И Мигель использовал все. Он по всем правилам оформил и отправил в Сарагосу показания сеньоры Анхелики, перерыл весь господский сад, перевернул вверх дном хижину садовника, устроил повторный допрос всем свидетелям по делу о самоубийстве Марии Эстебан, но все было тщетно. Свидетели молчали, садовник запирался, и даже дистиллятор найден не был. И это означало полный провал по всем трем возможным обвинениям.
Нет, Мигель не сдавался. Он понимал, что, пока садовник сидит, камера делает свое дело, и каждый новый день начинается для арестанта одним и тем же вопросом: «Сколько еще?» — а значит, пройдет время, и однажды садовник сломается.

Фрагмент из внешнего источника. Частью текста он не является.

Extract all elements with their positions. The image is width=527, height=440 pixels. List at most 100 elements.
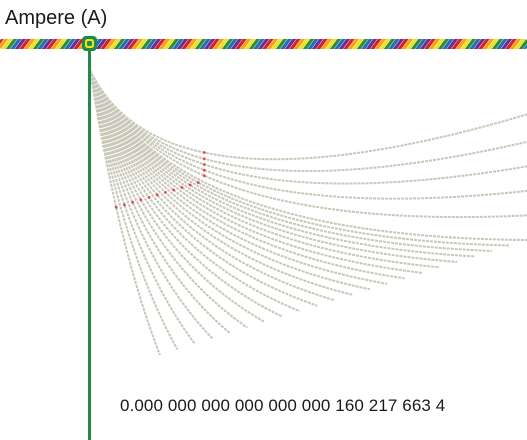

Но спустя всего неделю в участок стал наведываться падре Франсиско, за ним сеньора Тереса Эсперанса, и оба просили об одном: не оставлять ребенка сиротой. Сеньора Тереса пугала Мигеля «прелестями» католических приютов, которые придется испытать на себе немому мальчику; падре — полной финансовой несостоятельностью ребенка и перспективой пополнить и без того многочисленные ряды нищих и убогих, и оба хотели одного: свободы для плохого, но все-таки отца. Мигель понимал, что здесь без алькальда не обошлось, но крыть ему было нечем, а дело с мертвой точки не сдвигалось.
Кроме того, сказать, что после 14 апреля работы у начальника полиции прибавилось, значило не сказать ничего. Весь город словно превратился в один большой сумасшедший дом. Из Мадрида, Сарагосы и даже Барселоны понаехало столько эмиссаров от самых разных партий, что люди совершенно запутались, пытаясь разобраться, кто есть кто и чего хочет, и трактовали политические программы в силу своего разумения.